Für FDP-Fraktionschef Gerhard Papke steckt Rot-Grün zwar in der ersten schweren Regierungskrise seit Bildung der Minderheitsregierung im vergangenen Sommer. Neuwahlen sind für ihn aber nicht die zwangläufige Konsequenz: „Wenn die Regierung in der Haushaltspolitik scheitert, ist nicht das Parlament am Ende, sondern die Regierung.“

CDU-Fraktionschef Karl-Josef Laumann sieht es ähnlich: „Durch Neuwahlen wird der Haushalt nicht verfassungskonform.“ Der Ball liege jetzt bei Kraft, ließ CDU-Landeschef Norbert Röttgen in Berlin wissen. Die Regierungschefin müsse einen haushaltspolitischen Neuanfang machen und neue Etats für 2010 und 2011 vorlegen. Erst wenn sie damit scheitere, seien Neuwahlen ein Thema.

Dazu müsste sich der Landtag aber mit absoluter Mehrheit auflösen. Weder Rot-Grün allein noch CDU und FDP hätten dazu die ausreichende Zahl der Stimmen. CDU und FDP haben sich bereits den vergangenen Tagen als Nothelfer angeboten. Die CDU sei bereit, eine bessere Regierung zu bilden, hatte Laumann schon vor der Entscheidung des Verfassungsgerichts versichert.

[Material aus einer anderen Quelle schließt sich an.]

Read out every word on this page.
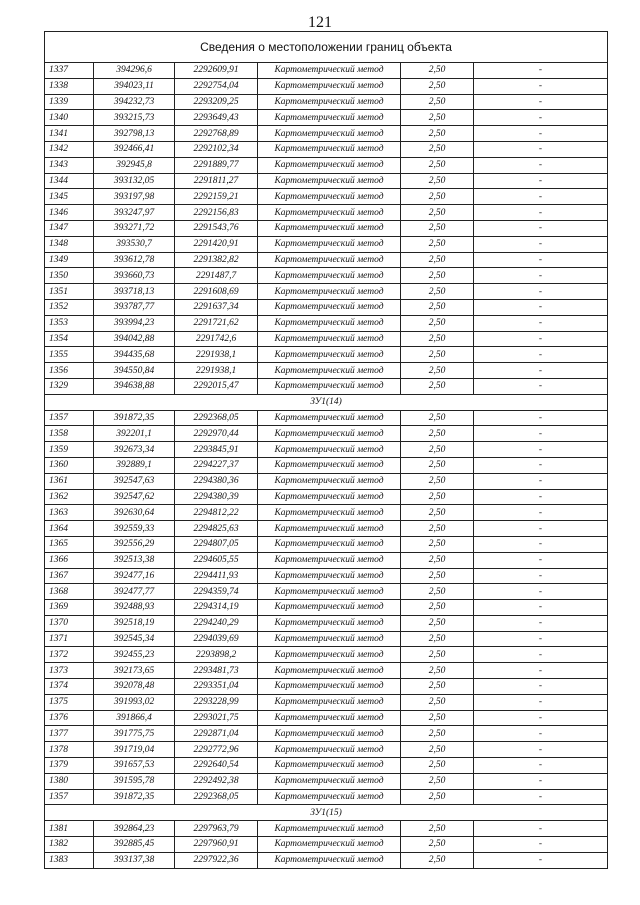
121
Сведения о местоположении границ объекта
1337	394296,6	2292609,91	Картометрический метод	2,50	-
1338	394023,11	2292754,04	Картометрический метод	2,50	-
1339	394232,73	2293209,25	Картометрический метод	2,50	-
1340	393215,73	2293649,43	Картометрический метод	2,50	-
1341	392798,13	2292768,89	Картометрический метод	2,50	-
1342	392466,41	2292102,34	Картометрический метод	2,50	-
1343	392945,8	2291889,77	Картометрический метод	2,50	-
1344	393132,05	2291811,27	Картометрический метод	2,50	-
1345	393197,98	2292159,21	Картометрический метод	2,50	-
1346	393247,97	2292156,83	Картометрический метод	2,50	-
1347	393271,72	2291543,76	Картометрический метод	2,50	-
1348	393530,7	2291420,91	Картометрический метод	2,50	-
1349	393612,78	2291382,82	Картометрический метод	2,50	-
1350	393660,73	2291487,7	Картометрический метод	2,50	-
1351	393718,13	2291608,69	Картометрический метод	2,50	-
1352	393787,77	2291637,34	Картометрический метод	2,50	-
1353	393994,23	2291721,62	Картометрический метод	2,50	-
1354	394042,88	2291742,6	Картометрический метод	2,50	-
1355	394435,68	2291938,1	Картометрический метод	2,50	-
1356	394550,84	2291938,1	Картометрический метод	2,50	-
1329	394638,88	2292015,47	Картометрический метод	2,50	-
ЗУ1(14)					
1357	391872,35	2292368,05	Картометрический метод	2,50	-
1358	392201,1	2292970,44	Картометрический метод	2,50	-
1359	392673,34	2293845,91	Картометрический метод	2,50	-
1360	392889,1	2294227,37	Картометрический метод	2,50	-
1361	392547,63	2294380,36	Картометрический метод	2,50	-
1362	392547,62	2294380,39	Картометрический метод	2,50	-
1363	392630,64	2294812,22	Картометрический метод	2,50	-
1364	392559,33	2294825,63	Картометрический метод	2,50	-
1365	392556,29	2294807,05	Картометрический метод	2,50	-
1366	392513,38	2294605,55	Картометрический метод	2,50	-
1367	392477,16	2294411,93	Картометрический метод	2,50	-
1368	392477,77	2294359,74	Картометрический метод	2,50	-
1369	392488,93	2294314,19	Картометрический метод	2,50	-
1370	392518,19	2294240,29	Картометрический метод	2,50	-
1371	392545,34	2294039,69	Картометрический метод	2,50	-
1372	392455,23	2293898,2	Картометрический метод	2,50	-
1373	392173,65	2293481,73	Картометрический метод	2,50	-
1374	392078,48	2293351,04	Картометрический метод	2,50	-
1375	391993,02	2293228,99	Картометрический метод	2,50	-
1376	391866,4	2293021,75	Картометрический метод	2,50	-
1377	391775,75	2292871,04	Картометрический метод	2,50	-
1378	391719,04	2292772,96	Картометрический метод	2,50	-
1379	391657,53	2292640,54	Картометрический метод	2,50	-
1380	391595,78	2292492,38	Картометрический метод	2,50	-
1357	391872,35	2292368,05	Картометрический метод	2,50	-
ЗУ1(15)					
1381	392864,23	2297963,79	Картометрический метод	2,50	-
1382	392885,45	2297960,91	Картометрический метод	2,50	-
1383	393137,38	2297922,36	Картометрический метод	2,50	-
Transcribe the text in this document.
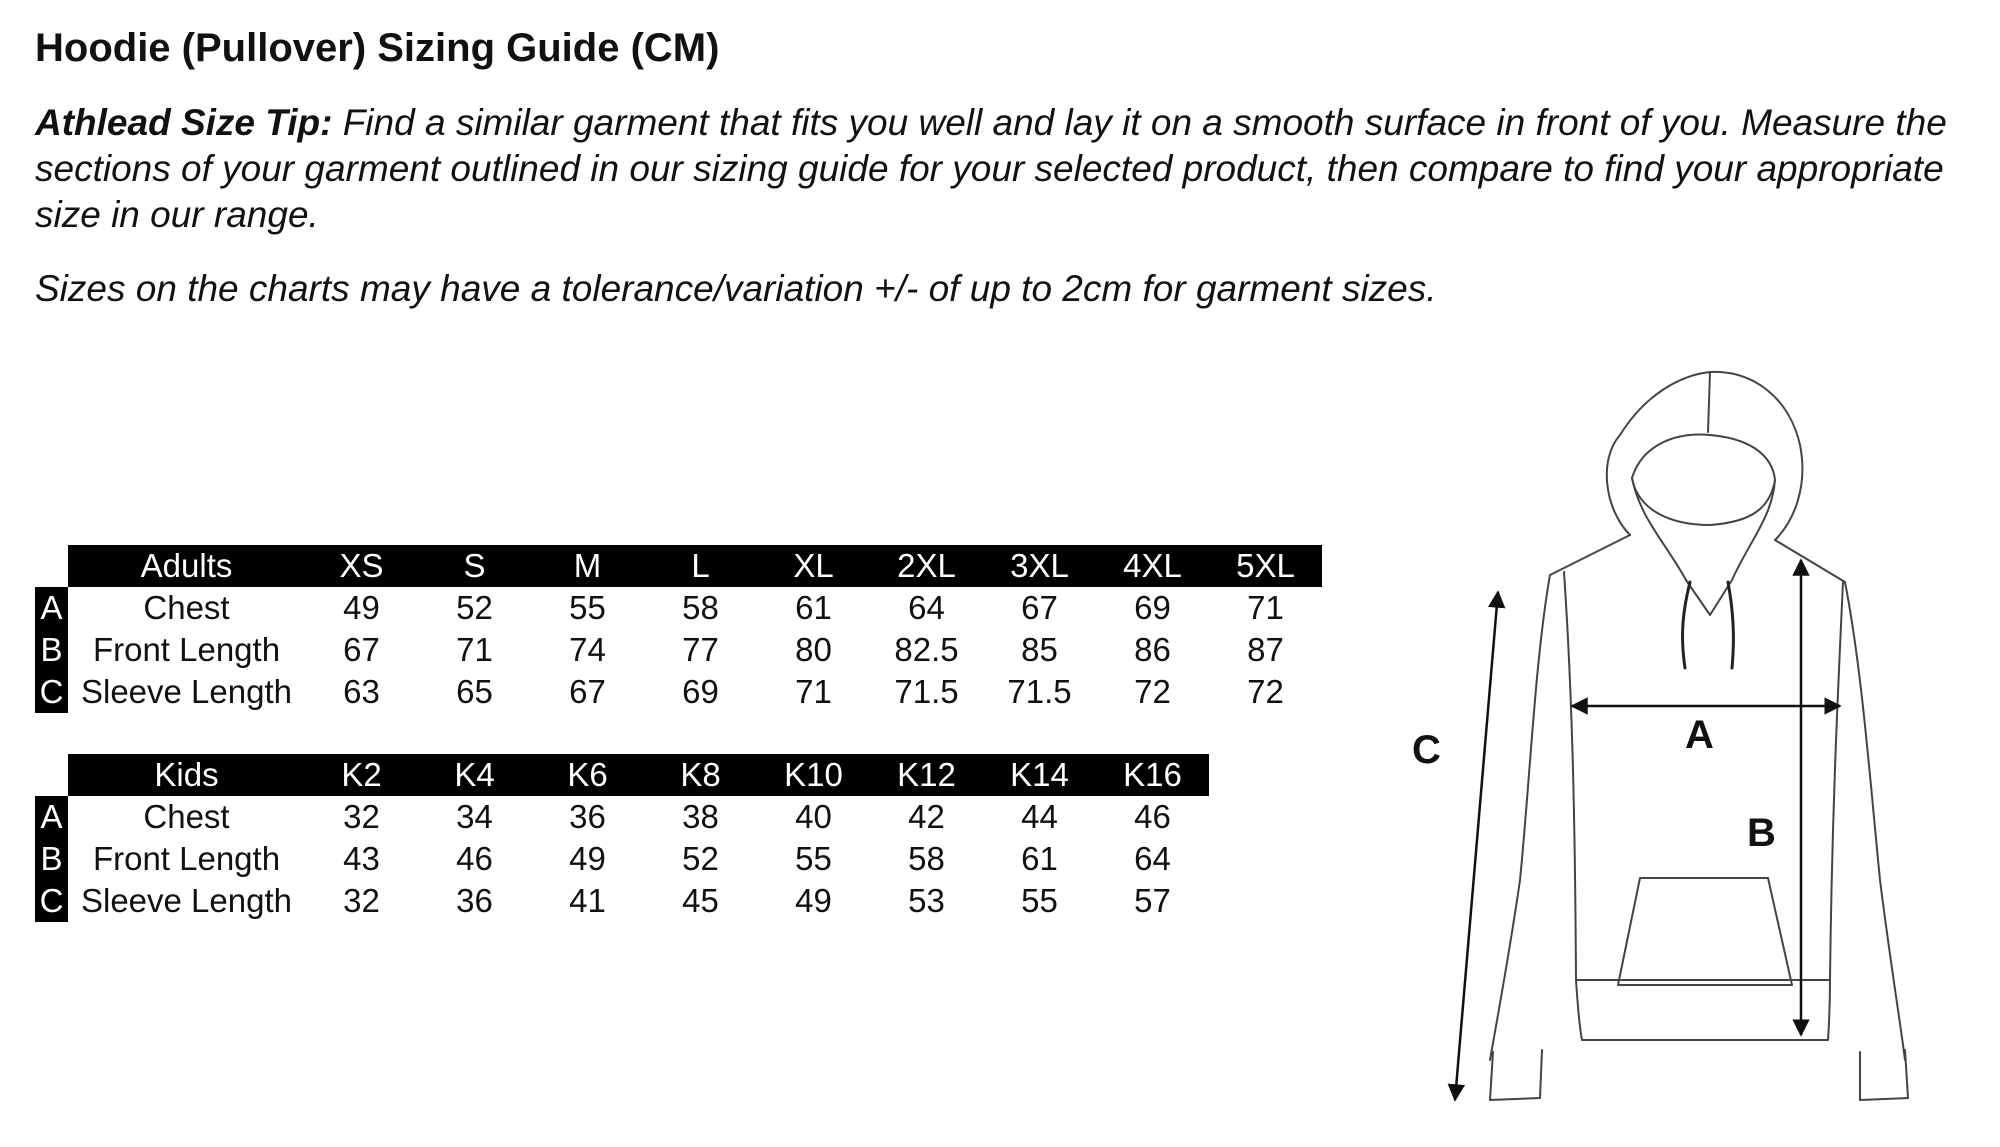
Hoodie (Pullover) Sizing Guide (CM)

Athlead Size Tip: Find a similar garment that fits you well and lay it on a smooth surface in front of you. Measure the sections of your garment outlined in our sizing guide for your selected product, then compare to find your appropriate size in our range.

Sizes on the charts may have a tolerance/variation +/- of up to 2cm for garment sizes.

	Adults	XS	S	M	L	XL	2XL	3XL	4XL	5XL
A	Chest	49	52	55	58	61	64	67	69	71
B	Front Length	67	71	74	77	80	82.5	85	86	87
C	Sleeve Length	63	65	67	69	71	71.5	71.5	72	72
	Kids	K2	K4	K6	K8	K10	K12	K14	K16
A	Chest	32	34	36	38	40	42	44	46
B	Front Length	43	46	49	52	55	58	61	64
C	Sleeve Length	32	36	41	45	49	53	55	57
A
B
C
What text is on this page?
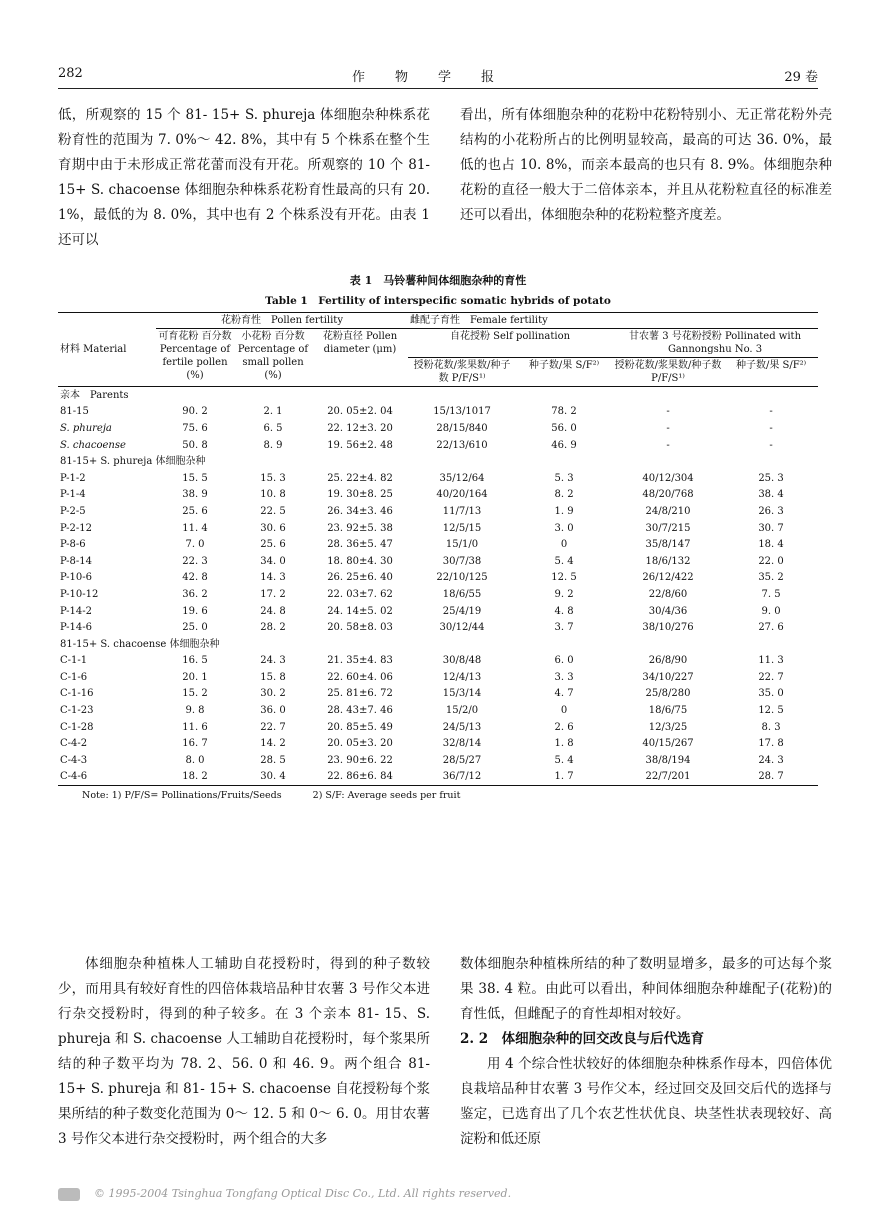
282	作物学报	29 卷

低，所观察的 15 个 81- 15+ S. phureja 体细胞杂种株系花粉育性的范围为 7. 0%～ 42. 8%，其中有 5 个株系在整个生育期中由于未形成正常花蕾而没有开花。所观察的 10 个 81- 15+ S. chacoense 体细胞杂种株系花粉育性最高的只有 20. 1%，最低的为 8. 0%，其中也有 2 个株系没有开花。由表 1 还可以

看出，所有体细胞杂种的花粉中花粉特别小、无正常花粉外壳结构的小花粉所占的比例明显较高，最高的可达 36. 0%，最低的也占 10. 8%，而亲本最高的也只有 8. 9%。体细胞杂种花粉的直径一般大于二倍体亲本，并且从花粉粒直径的标准差还可以看出，体细胞杂种的花粉粒整齐度差。

表 1　马铃薯种间体细胞杂种的育性
Table 1　Fertility of interspecific somatic hybrids of potato
材料 Material	花粉育性　Pollen fertility			雌配子育性　Female fertility			
	可育花粉 百分数 Percentage of fertile pollen (%)	小花粉 百分数 Percentage of small pollen (%)	花粉直径 Pollen diameter (μm)	自花授粉 Self pollination		甘农薯 3 号花粉授粉 Pollinated with Gannongshu No. 3	
				授粉花数/浆果数/种子数 P/F/S¹⁾	种子数/果 S/F²⁾	授粉花数/浆果数/种子数 P/F/S¹⁾	种子数/果 S/F²⁾
亲本　Parents							
81-15	90. 2	2. 1	20. 05±2. 04	15/13/1017	78. 2	-	-
S. phureja	75. 6	6. 5	22. 12±3. 20	28/15/840	56. 0	-	-
S. chacoense	50. 8	8. 9	19. 56±2. 48	22/13/610	46. 9	-	-
81-15+ S. phureja 体细胞杂种							
P-1-2	15. 5	15. 3	25. 22±4. 82	35/12/64	5. 3	40/12/304	25. 3
P-1-4	38. 9	10. 8	19. 30±8. 25	40/20/164	8. 2	48/20/768	38. 4
P-2-5	25. 6	22. 5	26. 34±3. 46	11/7/13	1. 9	24/8/210	26. 3
P-2-12	11. 4	30. 6	23. 92±5. 38	12/5/15	3. 0	30/7/215	30. 7
P-8-6	7. 0	25. 6	28. 36±5. 47	15/1/0	0	35/8/147	18. 4
P-8-14	22. 3	34. 0	18. 80±4. 30	30/7/38	5. 4	18/6/132	22. 0
P-10-6	42. 8	14. 3	26. 25±6. 40	22/10/125	12. 5	26/12/422	35. 2
P-10-12	36. 2	17. 2	22. 03±7. 62	18/6/55	9. 2	22/8/60	7. 5
P-14-2	19. 6	24. 8	24. 14±5. 02	25/4/19	4. 8	30/4/36	9. 0
P-14-6	25. 0	28. 2	20. 58±8. 03	30/12/44	3. 7	38/10/276	27. 6
81-15+ S. chacoense 体细胞杂种							
C-1-1	16. 5	24. 3	21. 35±4. 83	30/8/48	6. 0	26/8/90	11. 3
C-1-6	20. 1	15. 8	22. 60±4. 06	12/4/13	3. 3	34/10/227	22. 7
C-1-16	15. 2	30. 2	25. 81±6. 72	15/3/14	4. 7	25/8/280	35. 0
C-1-23	9. 8	36. 0	28. 43±7. 46	15/2/0	0	18/6/75	12. 5
C-1-28	11. 6	22. 7	20. 85±5. 49	24/5/13	2. 6	12/3/25	8. 3
C-4-2	16. 7	14. 2	20. 05±3. 20	32/8/14	1. 8	40/15/267	17. 8
C-4-3	8. 0	28. 5	23. 90±6. 22	28/5/27	5. 4	38/8/194	24. 3
C-4-6	18. 2	30. 4	22. 86±6. 84	36/7/12	1. 7	22/7/201	28. 7
Note: 1) P/F/S= Pollinations/Fruits/Seeds	2) S/F: Average seeds per fruit

体细胞杂种植株人工辅助自花授粉时，得到的种子数较少，而用具有较好育性的四倍体栽培品种甘农薯 3 号作父本进行杂交授粉时，得到的种子较多。在 3 个亲本 81- 15、S. phureja 和 S. chacoense 人工辅助自花授粉时，每个浆果所结的种子数平均为 78. 2、56. 0 和 46. 9。两个组合 81- 15+ S. phureja 和 81- 15+ S. chacoense 自花授粉每个浆果所结的种子数变化范围为 0～ 12. 5 和 0～ 6. 0。用甘农薯 3 号作父本进行杂交授粉时，两个组合的大多

数体细胞杂种植株所结的种了数明显增多，最多的可达每个浆果 38. 4 粒。由此可以看出，种间体细胞杂种雄配子(花粉)的育性低，但雌配子的育性却相对较好。

2. 2　体细胞杂种的回交改良与后代选育

用 4 个综合性状较好的体细胞杂种株系作母本，四倍体优良栽培品种甘农薯 3 号作父本，经过回交及回交后代的选择与鉴定，已选育出了几个农艺性状优良、块茎性状表现较好、高淀粉和低还原

© 1995-2004 Tsinghua Tongfang Optical Disc Co., Ltd. All rights reserved.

Und Papke brachte über das Wochenende die im Sommer auch an seinem Nein gescheiterte Ampelkoalition wieder ins Spiel. Für Kraft, die bisher unerwartet reibungslos regieren konnte, ist der Paukenschlag aus Münster die erste schwere Schlappe. Bisher hat Rot-Grün im Landtag trotz einer fehlenden Stimme keine Niederlage erlitten.

In den wichtigen Abstimmungen hat die Linkspartei der Minderheitsregierung durch Stimmenthaltung zur Mehrheit verholfen. Beim Nachtragsetat stimmten sogar einige Angeordnete der Linken, wenn auch versehentlich, mit Rot-Grün. Die direkten Auswirkungen der einstweiligen Anordnung sind aus Sicht der Landesregierung gering.

„Es ist nicht der komplette Vollzug ausgesetzt worden“, lautete Krafts erste öffentliche Reaktion. Sie steht durch die Entscheidung der Verfassungsgericht keineswegs ohne Geld da. Einen „etatlosen Zustand“ gebe es nicht, stellten die Richter ausdrücklich fest. Das Land dürfe offene Rechnungen aus dem vergangenen Jahr Land bezahlen. Wenn es dafür keine flüssigen Mittel habe, könnten aktuell nicht benötigte Rücklagen genutzt werden.

Verboten haben sie der Landesregierung, die mit dem Nachtrag genehmigten zusätzlichen Kredite auch aufzunehmen. Deutlich schwieriger könnte es für Kraft aber werden, wenn ihr die Richter mit ihrer Entscheidung Zügel für den Haushalt 2011 anlegen. Darin plant Rot-Grün nur eine leicht geringere Neuverschuldung von 7,8 Milliarden Euro, die weiterhin klar über der verfassungsrechtlich zulässigen Kreditgrenze liegt.

Die Auflage des Landesverfassungsgerichts, keine neuen Kredite auf Grundlage des
Nachtrags aufzunehmen, gefährde nicht den Haushaltsvollzug, bestätigte auch
Finanzminister Norbert Walter-Borjans (SPD).
Anders als von der Opposition beantragt, müsse er den Vollzug des Haushaltsgesetzes weder vollständig aussetzen noch Schritte rückgängig machen, sagte der Finanzminister. In seinem Beschluss erlaubedas Gericht der Landesregierung ausdrücklich, bei Liquiditätsengpässen auf Rücklagen oder Sondervermögen zurückzugreifen. Auch die Planungen für den Etat 2011 seien von der Entscheidung nicht betroffen.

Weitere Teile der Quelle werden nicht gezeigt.